AbstractViral RNA-activated transcription factors IRF3 and NF-κB trigger synthesis of interferons and interleukins. In non-infected bystander cells, the innate immune response is reinforced by secreted interferon β (IFNβ), which induces the expression of interferon-activated genes (ISGs) through activation of STAT1/2. Here, we show that in cells transfected with an analog of viral RNA, poly(I:C), transcriptional activity of STAT1/2 is terminated due to depletion of the IFNβ receptor, IFNAR. We demonstrate that two ISGs, RNase L and PKR, not only hinder replenishment of IFNAR, but also suppress negative regulators of IRF3 and NF-κB, consequently promoting their transcriptional activity.
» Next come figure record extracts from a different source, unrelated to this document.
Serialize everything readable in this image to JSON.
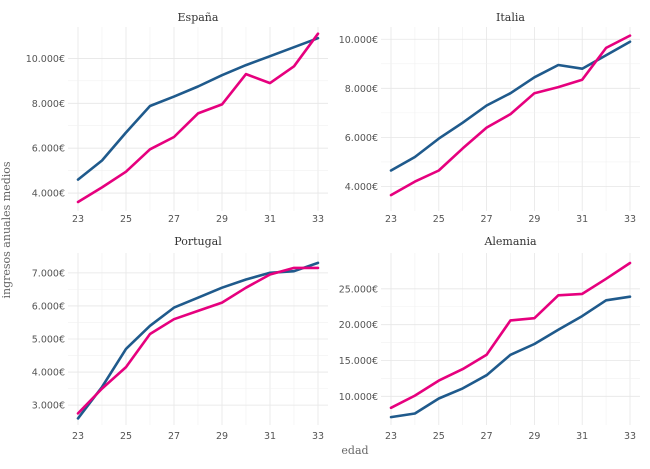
{
  "chart_data": {
    "type": "line",
    "xlabel": "edad",
    "ylabel": "ingresos anuales medios",
    "x": [
      23,
      24,
      25,
      26,
      27,
      28,
      29,
      30,
      31,
      32,
      33
    ],
    "x_ticks": [
      "23",
      "25",
      "27",
      "29",
      "31",
      "33"
    ],
    "colors": {
      "series_a": "#1f5a8c",
      "series_b": "#e6007e"
    },
    "panels": [
      {
        "title": "España",
        "ylim": [
          3200,
          11400
        ],
        "y_ticks": [
          4000,
          6000,
          8000,
          10000
        ],
        "y_tick_labels": [
          "4.000€",
          "6.000€",
          "8.000€",
          "10.000€"
        ],
        "series": [
          {
            "name": "serie_azul",
            "values": [
              4600,
              5450,
              6700,
              7880,
              8300,
              8750,
              9250,
              9700,
              10100,
              10500,
              10900
            ]
          },
          {
            "name": "serie_rosa",
            "values": [
              3600,
              4250,
              4950,
              5950,
              6500,
              7550,
              7950,
              9300,
              8900,
              9650,
              11100
            ]
          }
        ]
      },
      {
        "title": "Italia",
        "ylim": [
          3000,
          10500
        ],
        "y_ticks": [
          4000,
          6000,
          8000,
          10000
        ],
        "y_tick_labels": [
          "4.000€",
          "6.000€",
          "8.000€",
          "10.000€"
        ],
        "series": [
          {
            "name": "serie_azul",
            "values": [
              4650,
              5200,
              5950,
              6600,
              7300,
              7800,
              8450,
              8950,
              8800,
              9350,
              9900
            ]
          },
          {
            "name": "serie_rosa",
            "values": [
              3650,
              4200,
              4650,
              5550,
              6400,
              6950,
              7800,
              8050,
              8350,
              9650,
              10150
            ]
          }
        ]
      },
      {
        "title": "Portugal",
        "ylim": [
          2400,
          7600
        ],
        "y_ticks": [
          3000,
          4000,
          5000,
          6000,
          7000
        ],
        "y_tick_labels": [
          "3.000€",
          "4.000€",
          "5.000€",
          "6.000€",
          "7.000€"
        ],
        "series": [
          {
            "name": "serie_azul",
            "values": [
              2600,
              3550,
              4700,
              5400,
              5950,
              6250,
              6550,
              6800,
              7000,
              7050,
              7300
            ]
          },
          {
            "name": "serie_rosa",
            "values": [
              2750,
              3500,
              4150,
              5150,
              5600,
              5850,
              6100,
              6550,
              6950,
              7150,
              7150
            ]
          }
        ]
      },
      {
        "title": "Alemania",
        "ylim": [
          6000,
          30000
        ],
        "y_ticks": [
          10000,
          15000,
          20000,
          25000
        ],
        "y_tick_labels": [
          "10.000€",
          "15.000€",
          "20.000€",
          "25.000€"
        ],
        "series": [
          {
            "name": "serie_azul",
            "values": [
              7100,
              7600,
              9700,
              11100,
              12950,
              15800,
              17300,
              19300,
              21200,
              23400,
              23900
            ]
          },
          {
            "name": "serie_rosa",
            "values": [
              8400,
              10100,
              12200,
              13800,
              15800,
              20600,
              20900,
              24100,
              24300,
              26400,
              28600
            ]
          }
        ]
      }
    ]
  }
}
We incorporated these findings into a comprehensive mathematical model of innate immunity. By coupling signaling through the IRF3/NF-κB and the STAT1/2 pathways with activity of RNase L and PKR, the model explains how poly(I:C) switches the transcriptional program from STAT1/2-induced to IRF3/NF-κB-induced, transforming IFNβ-responding cells into IFNβ-secreting cells. Using an ample set of experiments on wild-type and knock-out A549 cell lines for fitting the model, we managed to achieve parameter identifiability.